ADAM SHAPIRO: When we talk about all of this and doing too much at once, we just asked the previous guest, what does rolloff look like? Since that's now going to be-- they've solidified what they will do in the second half of this year, as opposed to what you said, spooking the markets in December, and yet, we hit market highs after everyone got all riled. And then this week, we've seen all kinds of fear, panic, whatever you want to call it, knowing what's about to happen. So as we get toward March now expecting lift-off, are we going to go through another volatility, another cycle of hair on fire when we know, we've been told, here's what's coming?

TOM HAYES: Yeah, I don't think so. We did see some level of capitulation on Monday. We'll talk about that. But the key distinction is, is the event happened in December, but the notes came out in January. So until the market got wind that they were considering accelerating the quantitative tightening, the market acted fine.
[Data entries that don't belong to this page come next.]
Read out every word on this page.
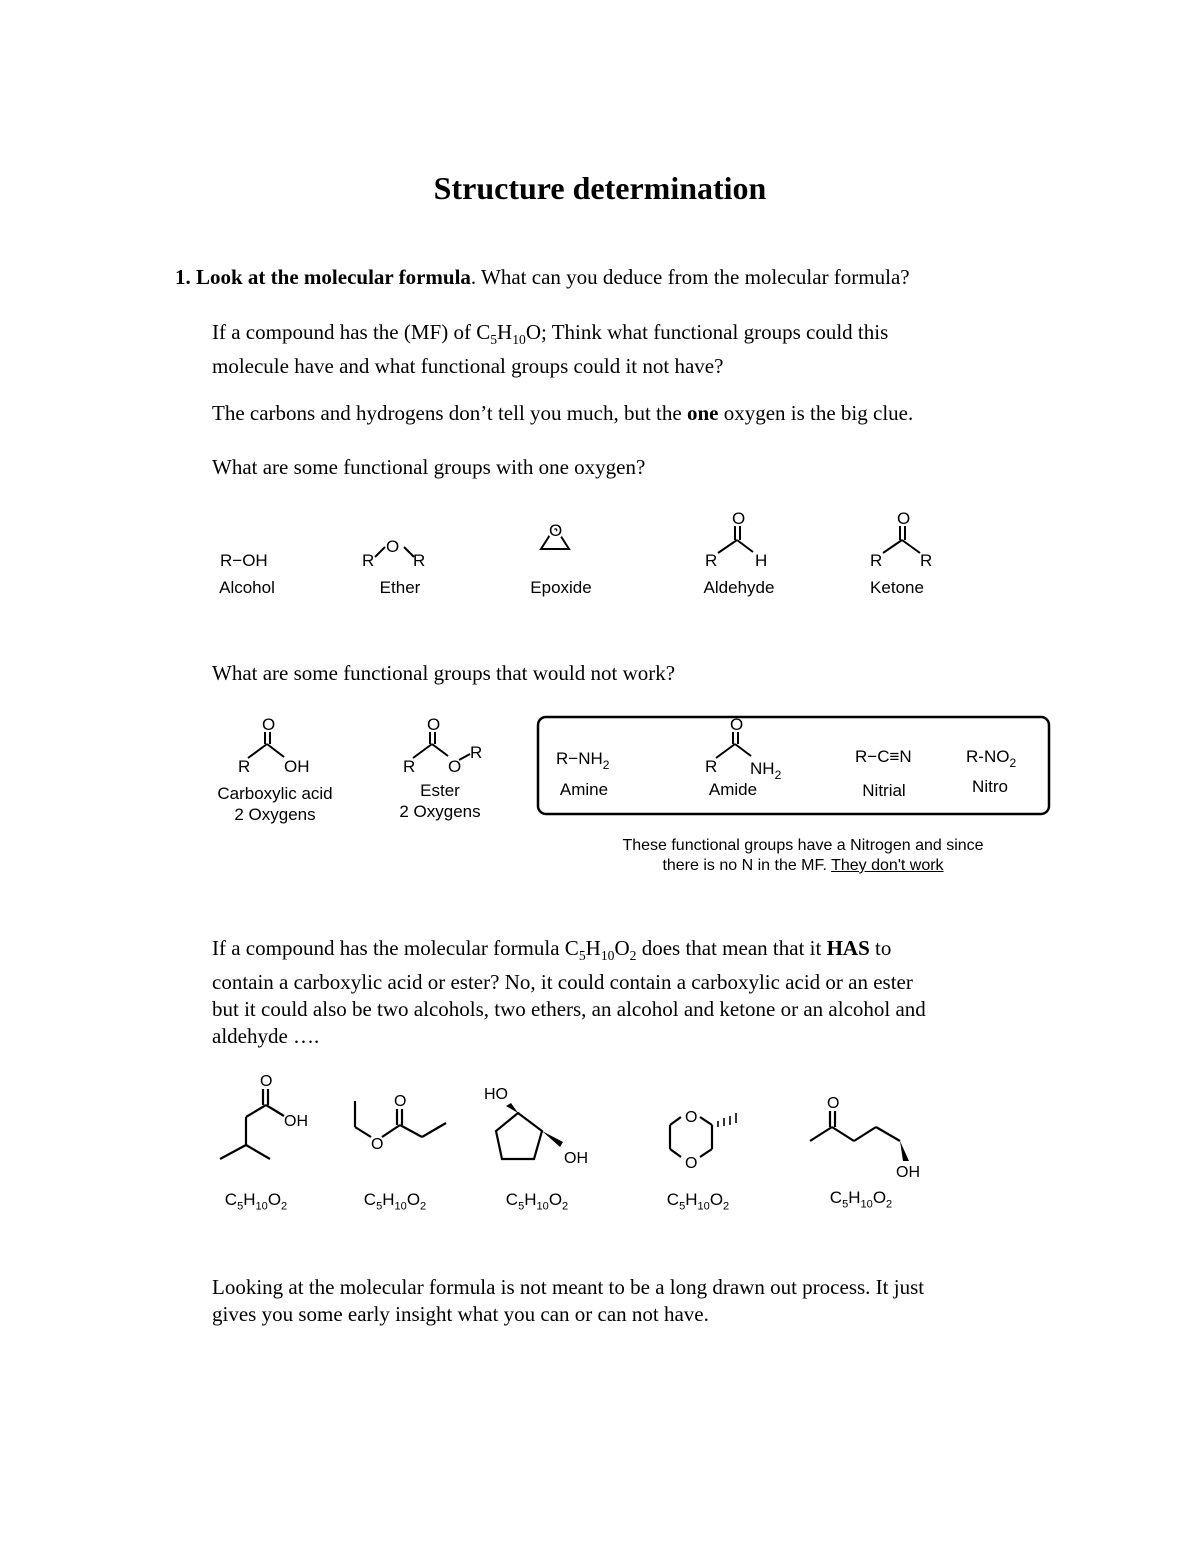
Structure determination
1. Look at the molecular formula. What can you deduce from the molecular formula?
If a compound has the (MF) of $C_5H_{10}O$; Think what functional groups could this
molecule have and what functional groups could it not have?
The carbons and hydrogens don’t tell you much, but the one oxygen is the big clue.
What are some functional groups with one oxygen?
R−OH	R
O
R
O
O
R H
O
R R
Alcohol	Ether	Epoxide	Aldehyde	Ketone
What are some functional groups that would not work?
O
R OH
O
R O
R	$R-NH_2$
O
R $NH_2$
R−C≡N	$R-NO_2$
Carboxylic acid
2 Oxygens
Ester
2 Oxygens
Amine	Amide	Nitrial	Nitro
These functional groups have a Nitrogen and since
there is no N in the MF. They don't work
If a compound has the molecular formula $C_5H_{10}O_2$ does that mean that it HAS to
contain a carboxylic acid or ester? No, it could contain a carboxylic acid or an ester
but it could also be two alcohols, two ethers, an alcohol and ketone or an alcohol and
aldehyde ….
O
OH
O
O
HO
OH
O
O
O
OH
$C_5H_{10}O_2$	$C_5H_{10}O_2$	$C_5H_{10}O_2$	$C_5H_{10}O_2$	$C_5H_{10}O_2$
Looking at the molecular formula is not meant to be a long drawn out process. It just
gives you some early insight what you can or can not have.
The minute that information got into the market on January 5 is when the market completely rolled over.

So provided they walk that back and they say, look, let's start with the hikes, let's do a few hikes, see how things go, and then we'll start quantitative tightening and balance sheet rolloff, then we should be fine. If they get back to this language of, "Let's start it all at once and see what happens. We've never done it before. Why not try now," obviously, you're going to see the type of results that we've seen.

But going back to that level of capitulation, we saw the AAII sentiment survey for individual investors, it hit 21% bullish last week, 47% bearish. So that was an extreme that you normally see around inflection points. You saw the put-call ratio on Monday at 1.26. Everyone was buying home insurance when the house was already on fire. You want to buy that insurance well before the fire starts. So that was a sign of inflection and capitulation. And the VIX got up to 38. I think now it's down below 28, just two days later.
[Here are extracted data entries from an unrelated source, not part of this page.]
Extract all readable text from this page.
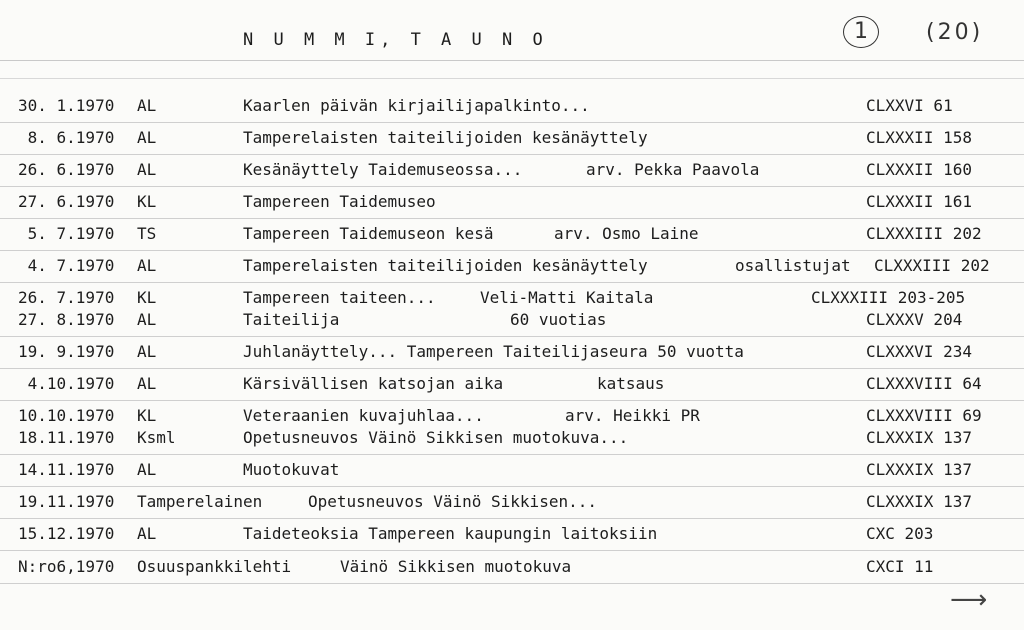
N U M M I, T A U N O	1	(20)
30. 1.1970 AL	Kaarlen päivän kirjailijapalkinto...	CLXXVI 61
8. 6.1970 AL	Tamperelaisten taiteilijoiden kesänäyttely	CLXXXII 158
26. 6.1970 AL	Kesänäyttely Taidemuseossa...	arv. Pekka Paavola	CLXXXII 160
27. 6.1970 KL	Tampereen Taidemuseo	CLXXXII 161
5. 7.1970 TS	Tampereen Taidemuseon kesä	arv. Osmo Laine	CLXXXIII 202
4. 7.1970 AL	Tamperelaisten taiteilijoiden kesänäyttely	osallistujat CLXXXIII 202
26. 7.1970 KL	Tampereen taiteen...	Veli-Matti Kaitala	CLXXXIII 203-205
27. 8.1970 AL	Taiteilija	60 vuotias	CLXXXV 204
19. 9.1970 AL	Juhlanäyttely... Tampereen Taiteilijaseura 50 vuotta	CLXXXVI 234
4.10.1970 AL	Kärsivällisen katsojan aika	katsaus	CLXXXVIII 64
10.10.1970 KL	Veteraanien kuvajuhlaa...	arv. Heikki PR	CLXXXVIII 69
18.11.1970 Ksml	Opetusneuvos Väinö Sikkisen muotokuva...	CLXXXIX 137
14.11.1970 AL	Muotokuvat	CLXXXIX 137
19.11.1970 Tamperelainen	Opetusneuvos Väinö Sikkisen...	CLXXXIX 137
15.12.1970 AL	Taideteoksia Tampereen kaupungin laitoksiin	CXC 203
N:ro6,1970 Osuuspankkilehti	Väinö Sikkisen muotokuva	CXCI 11
⟶
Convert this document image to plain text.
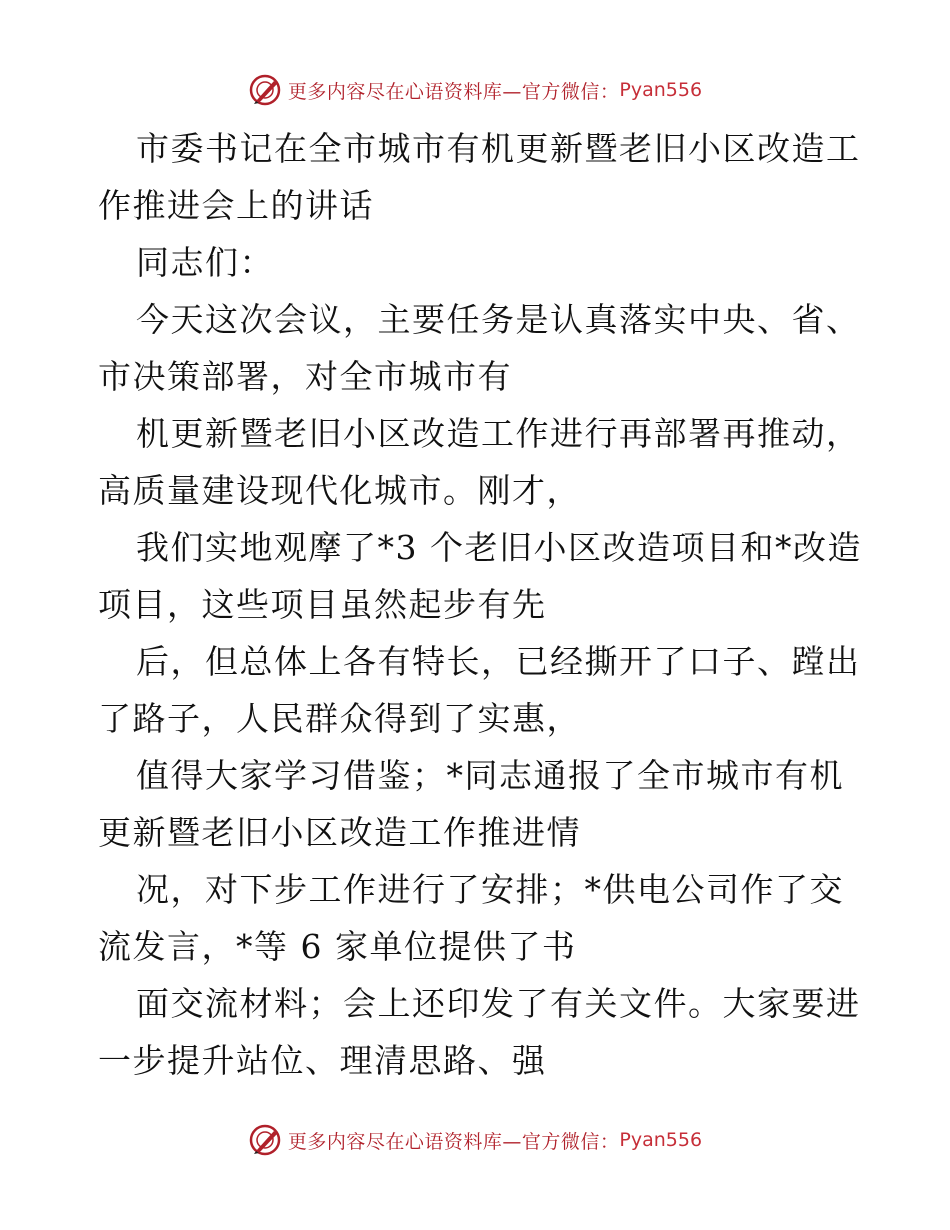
更多内容尽在心语资料库—官方微信： Pyan556
市委书记在全市城市有机更新暨老旧小区改造工
作推进会上的讲话
同志们：
今天这次会议，主要任务是认真落实中央、省、
市决策部署，对全市城市有
机更新暨老旧小区改造工作进行再部署再推动，
高质量建设现代化城市。刚才，
我们实地观摩了*3 个老旧小区改造项目和*改造
项目，这些项目虽然起步有先
后，但总体上各有特长，已经撕开了口子、蹚出
了路子，人民群众得到了实惠，
值得大家学习借鉴；*同志通报了全市城市有机
更新暨老旧小区改造工作推进情
况，对下步工作进行了安排；*供电公司作了交
流发言，*等 6 家单位提供了书
面交流材料；会上还印发了有关文件。大家要进
一步提升站位、理清思路、强
更多内容尽在心语资料库—官方微信： Pyan556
So I think we're through the worst, provided the conference-- press conference goes smoothly, they kind of ease off on that quantitative tightening talk and timeline. The market is really set here. Earnings have generally been positive. We need to see a continuation of positive tech earnings in particularly because that group has been hit the hardest, down 18% intraday as of Monday. We saw it with IBM crushing the top line.

And following through the next day, we saw it with Microsoft Azure and Cloud up 46% year on year. And then the key thing was the good guidance and the earnings call. So we got followthrough on that today. And we're seeing the whole group follow through on the back of that news and then we have Apple tomorrow, which is going to play a critical role, kind of a trifecta in proving out that the earnings power is still there.

KARINA MITCHELL: All right, we will have to leave it there. Tom Hayes, Great Hill Capital chairman and managing director, thank you for that insight.